Today’s guest post is by Heather Johnson. Heather is a freelance business, finance and economics writer, as well as a regular contributor at Business Credit Cards, a site for business credit cards and best business credit card offers. Heather welcomes comments and freelancing job inquiries at her email address firstname.lastname@example.org
If you are planning on going freelance, starting your own company or investing in any other kind of business opportunity without help, you may be feeling apprehensive… and rightly so. There is no such thing as a risk-free moneymaking opportunity, so a little fear is healthy. However, you will never gain anything without sticking your neck out, so it’s best you face your fears head on and plan accordingly.

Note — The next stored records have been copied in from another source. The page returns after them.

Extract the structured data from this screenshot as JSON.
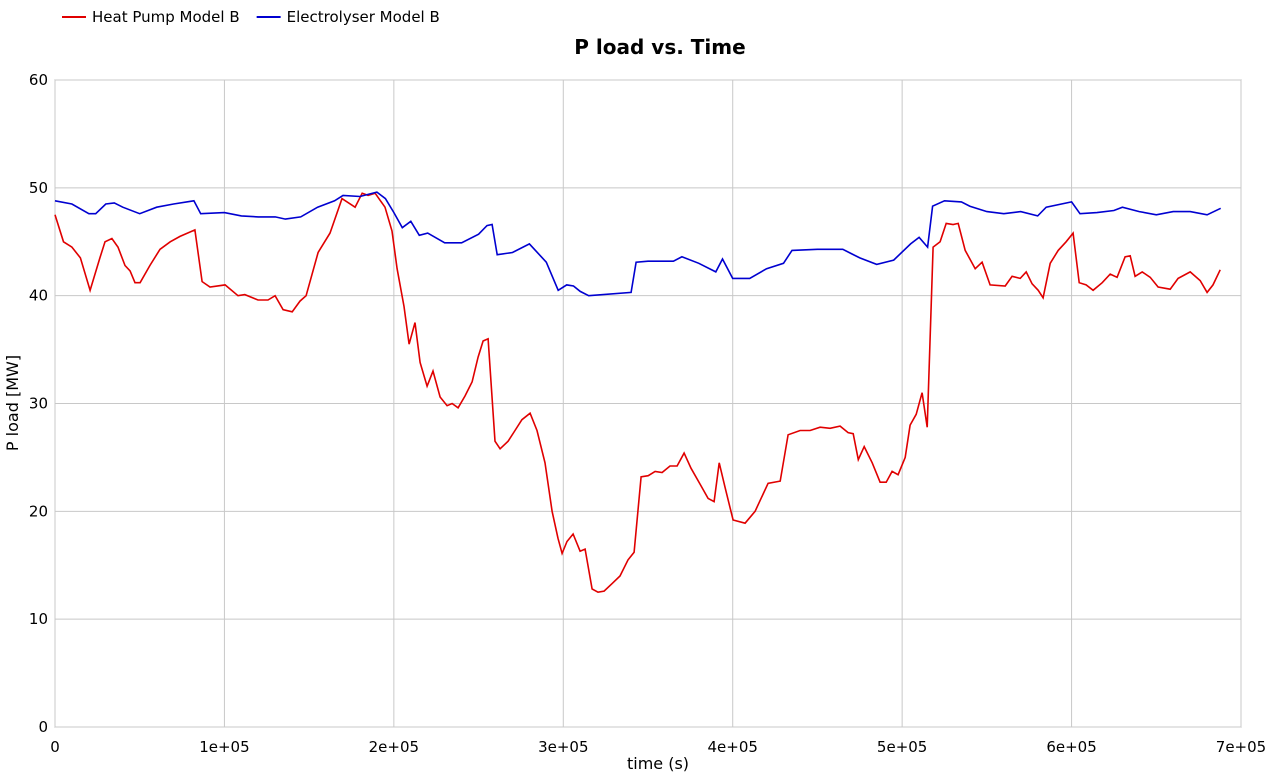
{
  "chart_data": {
    "type": "line",
    "title": "P load vs. Time",
    "x_label": "time (s)",
    "y_label": "P load [MW]",
    "xlim": [
      0,
      700000
    ],
    "ylim": [
      0,
      60
    ],
    "xticks": [
      0,
      {
        "value": 100000,
        "label": "1e+05"
      },
      {
        "value": 200000,
        "label": "2e+05"
      },
      {
        "value": 300000,
        "label": "3e+05"
      },
      {
        "value": 400000,
        "label": "4e+05"
      },
      {
        "value": 500000,
        "label": "5e+05"
      },
      {
        "value": 600000,
        "label": "6e+05"
      },
      {
        "value": 700000,
        "label": "7e+05"
      }
    ],
    "yticks": [
      0,
      10,
      20,
      30,
      40,
      50,
      60
    ],
    "grid": true,
    "series": [
      {
        "name": "Heat Pump Model B",
        "color": "#e00000",
        "x": [
          0,
          5000,
          10000,
          15000,
          20700,
          26500,
          29500,
          33600,
          37200,
          41300,
          44300,
          47200,
          50200,
          56000,
          62000,
          68000,
          73800,
          82600,
          86800,
          91500,
          100400,
          108000,
          112000,
          119800,
          125700,
          129900,
          134600,
          140000,
          144600,
          148200,
          155300,
          162300,
          169400,
          177100,
          181300,
          184800,
          188900,
          194800,
          198900,
          201900,
          206000,
          209000,
          212500,
          215500,
          219600,
          223100,
          227300,
          231400,
          234400,
          237900,
          242000,
          246200,
          249700,
          252700,
          255600,
          259700,
          262700,
          267400,
          271500,
          275600,
          280400,
          284500,
          289200,
          293400,
          296900,
          299300,
          302200,
          305800,
          309900,
          312900,
          317000,
          320500,
          324100,
          328800,
          333500,
          338200,
          341800,
          345900,
          350100,
          354200,
          358300,
          363000,
          367200,
          371300,
          375400,
          380800,
          385500,
          389000,
          392000,
          395500,
          400200,
          407300,
          413200,
          420900,
          428000,
          432700,
          439800,
          445700,
          451600,
          457500,
          463400,
          468100,
          471100,
          474100,
          477600,
          482300,
          487000,
          490600,
          494100,
          497600,
          501800,
          504700,
          508300,
          511800,
          514800,
          518300,
          522400,
          526000,
          530100,
          533100,
          537200,
          543100,
          547200,
          551900,
          560800,
          564900,
          569700,
          573200,
          576700,
          580300,
          583200,
          587400,
          592100,
          596800,
          600900,
          604500,
          608600,
          612700,
          618100,
          622800,
          626900,
          631600,
          634600,
          637500,
          641700,
          646400,
          651100,
          658200,
          662900,
          670000,
          675900,
          680000,
          683500,
          687700
        ],
        "values": [
          47.5,
          45,
          44.5,
          43.5,
          40.5,
          43.5,
          45,
          45.3,
          44.5,
          42.8,
          42.3,
          41.2,
          41.2,
          42.8,
          44.3,
          45,
          45.5,
          46.1,
          41.3,
          40.8,
          41,
          40,
          40.1,
          39.6,
          39.6,
          40,
          38.7,
          38.5,
          39.5,
          40,
          44,
          45.8,
          49,
          48.2,
          49.5,
          49.3,
          49.5,
          48.2,
          46,
          42.5,
          39,
          35.5,
          37.5,
          33.8,
          31.6,
          33,
          30.6,
          29.8,
          30,
          29.6,
          30.7,
          32,
          34.3,
          35.8,
          36,
          26.5,
          25.8,
          26.5,
          27.5,
          28.5,
          29.1,
          27.5,
          24.5,
          20,
          17.5,
          16.1,
          17.2,
          17.9,
          16.3,
          16.5,
          12.8,
          12.5,
          12.6,
          13.3,
          14,
          15.5,
          16.2,
          23.2,
          23.3,
          23.7,
          23.6,
          24.2,
          24.2,
          25.4,
          24,
          22.5,
          21.2,
          20.9,
          24.5,
          22.2,
          19.2,
          18.9,
          20,
          22.6,
          22.8,
          27.1,
          27.5,
          27.5,
          27.8,
          27.7,
          27.9,
          27.3,
          27.2,
          24.8,
          26,
          24.5,
          22.7,
          22.7,
          23.7,
          23.4,
          25,
          28,
          29,
          31,
          27.8,
          44.5,
          45,
          46.7,
          46.6,
          46.7,
          44.2,
          42.5,
          43.1,
          41,
          40.9,
          41.8,
          41.6,
          42.2,
          41.1,
          40.5,
          39.8,
          43,
          44.2,
          45,
          45.8,
          41.2,
          41,
          40.5,
          41.2,
          42,
          41.7,
          43.6,
          43.7,
          41.8,
          42.2,
          41.7,
          40.8,
          40.6,
          41.6,
          42.2,
          41.4,
          40.3,
          41,
          42.4
        ]
      },
      {
        "name": "Electrolyser Model B",
        "color": "#0000d0",
        "x": [
          0,
          10000,
          20000,
          24000,
          30000,
          35000,
          40000,
          50000,
          60000,
          70000,
          82000,
          86000,
          100000,
          110000,
          120000,
          130000,
          136000,
          145000,
          155000,
          165000,
          170000,
          180000,
          190000,
          195000,
          200000,
          205000,
          210000,
          215000,
          220000,
          230000,
          240000,
          250000,
          255000,
          258000,
          261000,
          270000,
          280000,
          290000,
          297000,
          302000,
          306000,
          310000,
          315000,
          340000,
          343000,
          350000,
          365000,
          370000,
          380000,
          390000,
          394000,
          400000,
          410000,
          420000,
          430000,
          435000,
          450000,
          465000,
          470000,
          475000,
          485000,
          495000,
          505000,
          510000,
          515000,
          518000,
          525000,
          535000,
          540000,
          550000,
          560000,
          570000,
          580000,
          585000,
          600000,
          605000,
          615000,
          625000,
          630000,
          640000,
          650000,
          660000,
          670000,
          680000,
          688000
        ],
        "values": [
          48.8,
          48.5,
          47.6,
          47.6,
          48.5,
          48.6,
          48.2,
          47.6,
          48.2,
          48.5,
          48.8,
          47.6,
          47.7,
          47.4,
          47.3,
          47.3,
          47.1,
          47.3,
          48.2,
          48.8,
          49.3,
          49.2,
          49.6,
          49,
          47.7,
          46.3,
          46.9,
          45.6,
          45.8,
          44.9,
          44.9,
          45.7,
          46.5,
          46.6,
          43.8,
          44,
          44.8,
          43.1,
          40.5,
          41,
          40.9,
          40.4,
          40,
          40.3,
          43.1,
          43.2,
          43.2,
          43.6,
          43,
          42.2,
          43.4,
          41.6,
          41.6,
          42.5,
          43,
          44.2,
          44.3,
          44.3,
          43.9,
          43.5,
          42.9,
          43.3,
          44.8,
          45.4,
          44.5,
          48.3,
          48.8,
          48.7,
          48.3,
          47.8,
          47.6,
          47.8,
          47.4,
          48.2,
          48.7,
          47.6,
          47.7,
          47.9,
          48.2,
          47.8,
          47.5,
          47.8,
          47.8,
          47.5,
          48.1
        ]
      }
    ]
  }
}
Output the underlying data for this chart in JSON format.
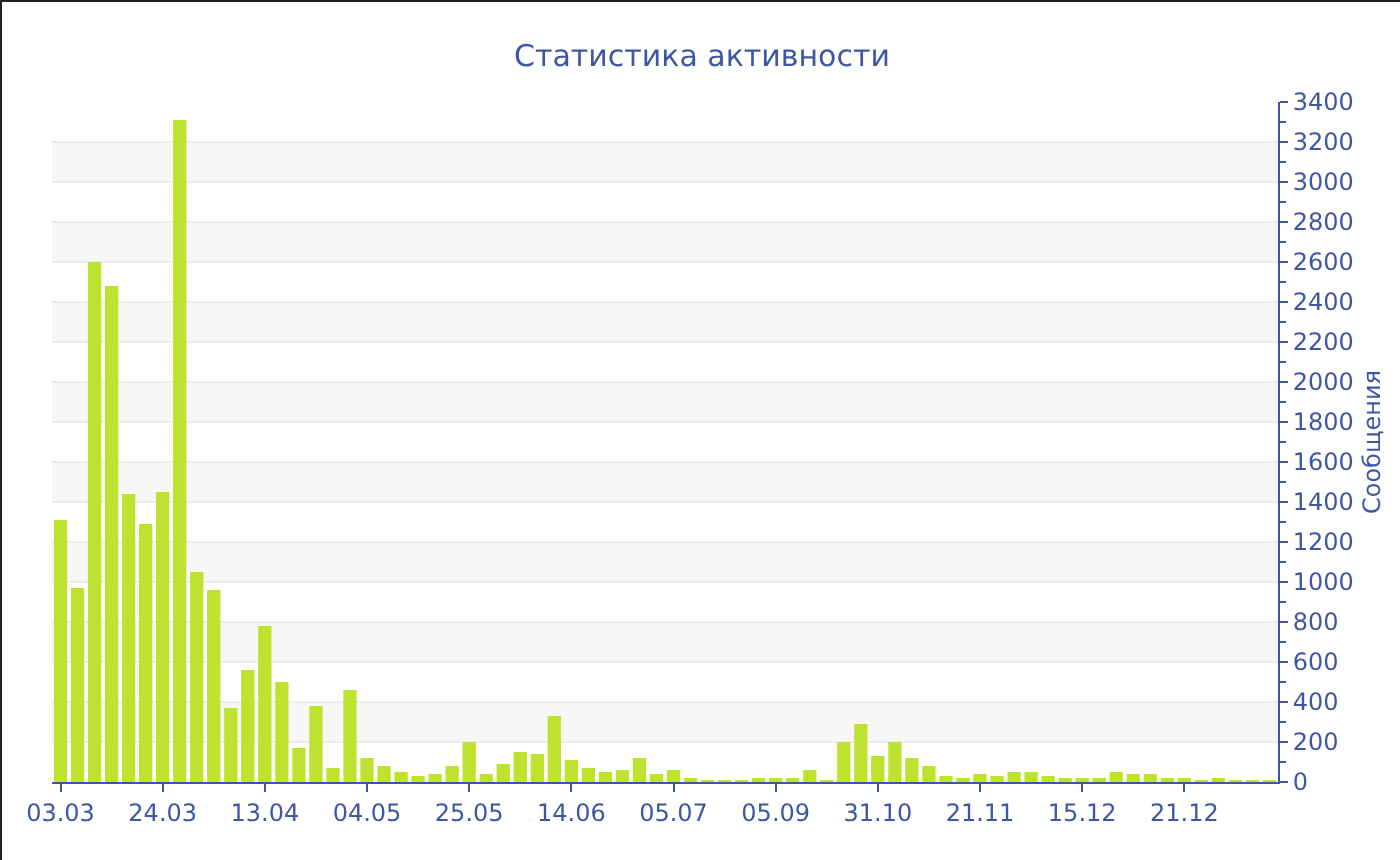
{
  "chart_data": {
    "type": "bar",
    "title": "Статистика активности",
    "ylabel": "Сообщения",
    "categories": [
      "03.03",
      null,
      null,
      null,
      null,
      null,
      "24.03",
      null,
      null,
      null,
      null,
      null,
      "13.04",
      null,
      null,
      null,
      null,
      null,
      "04.05",
      null,
      null,
      null,
      null,
      null,
      "25.05",
      null,
      null,
      null,
      null,
      null,
      "14.06",
      null,
      null,
      null,
      null,
      null,
      "05.07",
      null,
      null,
      null,
      null,
      null,
      "05.09",
      null,
      null,
      null,
      null,
      null,
      "31.10",
      null,
      null,
      null,
      null,
      null,
      "21.11",
      null,
      null,
      null,
      null,
      null,
      "15.12",
      null,
      null,
      null,
      null,
      null,
      "21.12",
      null,
      null,
      null,
      null,
      null
    ],
    "values": [
      1310,
      970,
      2600,
      2480,
      1440,
      1290,
      1450,
      3310,
      1050,
      960,
      370,
      560,
      780,
      500,
      170,
      380,
      70,
      460,
      120,
      80,
      50,
      30,
      40,
      80,
      200,
      40,
      90,
      150,
      140,
      330,
      110,
      70,
      50,
      60,
      120,
      40,
      60,
      20,
      10,
      10,
      10,
      20,
      20,
      20,
      60,
      10,
      200,
      290,
      130,
      200,
      120,
      80,
      30,
      20,
      40,
      30,
      50,
      50,
      30,
      20,
      20,
      20,
      50,
      40,
      40,
      20,
      20,
      10,
      20,
      10,
      10,
      10
    ],
    "color": "#bde22f",
    "ylim": [
      0,
      3400
    ],
    "yticks": [
      0,
      200,
      400,
      600,
      800,
      1000,
      1200,
      1400,
      1600,
      1800,
      2000,
      2200,
      2400,
      2600,
      2800,
      3000,
      3200,
      3400
    ],
    "grid": true
  }
}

Below are the top five worst-case scenarios for solo entrepreneurs:
- Your Business Flops – You may find that a business just completely dies right out of the starting gates. Of course, that doesn’t mean you should give up immediately. Depending on your situation, a lackluster beginning could indicate that a) you need an overhaul in your business plan or b) this isn’t going to work out and you need to cut your losses.
- You Are Sued – Your newfound entrepreneurship could be doing gangbusters, but that success can be easily threatened when someone gets litigious. Be sure to cover your bases on the business end of things before this happens. In other words, you need access to both a trusted attorney and accountant.

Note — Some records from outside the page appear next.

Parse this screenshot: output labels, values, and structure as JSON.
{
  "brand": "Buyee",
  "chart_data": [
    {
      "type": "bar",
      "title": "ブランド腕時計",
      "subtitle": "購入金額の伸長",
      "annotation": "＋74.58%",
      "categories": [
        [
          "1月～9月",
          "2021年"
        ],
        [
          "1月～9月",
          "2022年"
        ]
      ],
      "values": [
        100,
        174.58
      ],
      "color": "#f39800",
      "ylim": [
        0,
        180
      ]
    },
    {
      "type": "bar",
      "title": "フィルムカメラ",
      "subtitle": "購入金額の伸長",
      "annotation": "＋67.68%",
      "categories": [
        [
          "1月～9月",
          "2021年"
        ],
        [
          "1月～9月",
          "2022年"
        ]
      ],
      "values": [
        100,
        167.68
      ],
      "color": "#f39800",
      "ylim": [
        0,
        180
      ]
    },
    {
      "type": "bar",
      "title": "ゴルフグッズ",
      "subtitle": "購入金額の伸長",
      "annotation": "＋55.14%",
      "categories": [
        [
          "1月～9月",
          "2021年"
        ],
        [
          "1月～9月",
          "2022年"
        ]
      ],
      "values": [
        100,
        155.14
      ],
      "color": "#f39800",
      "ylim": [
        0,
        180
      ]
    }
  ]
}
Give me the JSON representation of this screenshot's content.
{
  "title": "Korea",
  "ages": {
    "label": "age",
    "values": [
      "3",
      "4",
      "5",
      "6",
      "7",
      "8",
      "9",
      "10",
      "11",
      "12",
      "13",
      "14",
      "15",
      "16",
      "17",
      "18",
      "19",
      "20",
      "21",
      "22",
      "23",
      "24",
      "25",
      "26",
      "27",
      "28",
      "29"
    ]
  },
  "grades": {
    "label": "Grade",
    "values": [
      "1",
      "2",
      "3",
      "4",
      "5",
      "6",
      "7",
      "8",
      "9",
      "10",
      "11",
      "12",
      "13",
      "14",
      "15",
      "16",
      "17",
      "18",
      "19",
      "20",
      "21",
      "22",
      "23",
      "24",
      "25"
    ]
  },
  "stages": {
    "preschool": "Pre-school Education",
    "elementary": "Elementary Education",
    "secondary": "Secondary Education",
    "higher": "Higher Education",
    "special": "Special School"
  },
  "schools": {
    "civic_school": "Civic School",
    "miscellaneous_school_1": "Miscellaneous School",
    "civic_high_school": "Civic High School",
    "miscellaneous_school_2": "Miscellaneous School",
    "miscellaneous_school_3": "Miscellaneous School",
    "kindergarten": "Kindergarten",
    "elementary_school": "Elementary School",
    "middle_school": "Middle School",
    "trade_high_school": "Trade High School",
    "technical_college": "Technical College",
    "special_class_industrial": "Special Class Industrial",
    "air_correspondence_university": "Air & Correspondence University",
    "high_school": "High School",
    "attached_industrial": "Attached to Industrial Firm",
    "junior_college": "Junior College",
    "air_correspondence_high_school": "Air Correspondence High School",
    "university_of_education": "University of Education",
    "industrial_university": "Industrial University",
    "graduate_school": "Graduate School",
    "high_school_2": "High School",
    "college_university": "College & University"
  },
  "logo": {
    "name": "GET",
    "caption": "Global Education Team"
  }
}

- You Lose a Major Client – Some businesses draw a majority of their income from one or two major clients. Having your eggs in one basket could be a dangerous thing for an entrepreneur, so be sure that you keep your clients happy and that you have a plan in case they ever decide to end your working relationship.

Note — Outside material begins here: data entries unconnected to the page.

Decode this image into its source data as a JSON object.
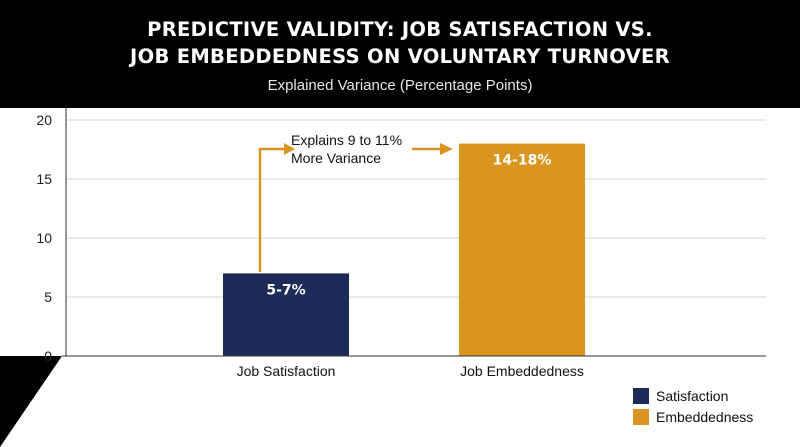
{
  "chart_data": {
    "type": "bar",
    "title_lines": [
      "PREDICTIVE VALIDITY: JOB SATISFACTION VS.",
      "JOB EMBEDDEDNESS ON VOLUNTARY TURNOVER"
    ],
    "subtitle": "Explained Variance (Percentage Points)",
    "categories": [
      "Job Satisfaction",
      "Job Embeddedness"
    ],
    "values": [
      7,
      18
    ],
    "data_labels": [
      "5-7%",
      "14-18%"
    ],
    "colors": [
      "#1c2b58",
      "#d9951f"
    ],
    "ylim": [
      0,
      20
    ],
    "yticks": [
      0,
      5,
      10,
      15,
      20
    ],
    "grid": true,
    "legend": {
      "placement": "bottom-right",
      "items": [
        {
          "label": "Satisfaction",
          "color": "#1c2b58"
        },
        {
          "label": "Embeddedness",
          "color": "#d9951f"
        }
      ]
    },
    "annotation": {
      "lines": [
        "Explains 9 to 11%",
        "More Variance"
      ],
      "color": "#d9951f"
    }
  }
}
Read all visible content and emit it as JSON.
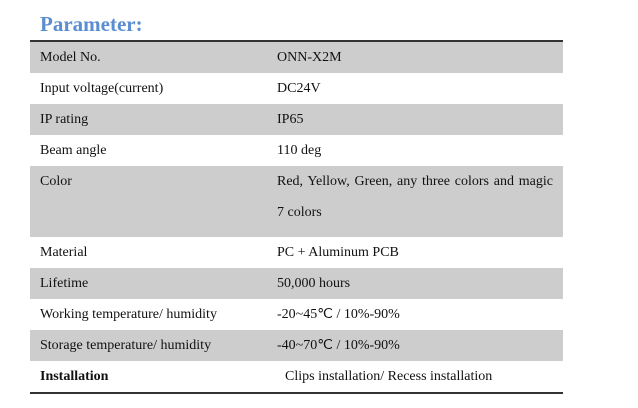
{
  "header": {
    "title": "Parameter:"
  },
  "table": {
    "rows": [
      [
        "Model No.",
        "ONN-X2M"
      ],
      [
        "Input voltage(current)",
        "DC24V"
      ],
      [
        "IP rating",
        "IP65"
      ],
      [
        "Beam angle",
        "110 deg"
      ],
      [
        "Color",
        "Red, Yellow, Green, any three colors and magic 7 colors"
      ],
      [
        "Material",
        "PC + Aluminum PCB"
      ],
      [
        "Lifetime",
        "50,000 hours"
      ],
      [
        "Working temperature/ humidity",
        "-20~45℃ / 10%-90%"
      ],
      [
        "Storage temperature/ humidity",
        "-40~70℃ / 10%-90%"
      ],
      [
        "Installation",
        "Clips installation/ Recess installation"
      ]
    ]
  }
}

- You Incur Massive Amounts of Debt – Everyone has debt, but a business owner can really rack up the balance when operating a startup. Don’t rely on credit cards and don’t get involved with business loans you can’t handle.
- You Go Bankrupt – Ouch. That could be the worst possible scenario for anyone, not just those who are starting their own business venture. As I mentioned above, however, you need to make sure you don’t get in way over your head with loans and debt.
What is the best defense against these worst-case scenarios? A shrewd business sense and a practical business plan. It takes a certain type of rebel to venture on your own, but don’t be foolhardy about it. Treat your business like a business, remain honest and don’t take on more than you can handle. That way, even a substantial bump in the road can be one you will take in stride.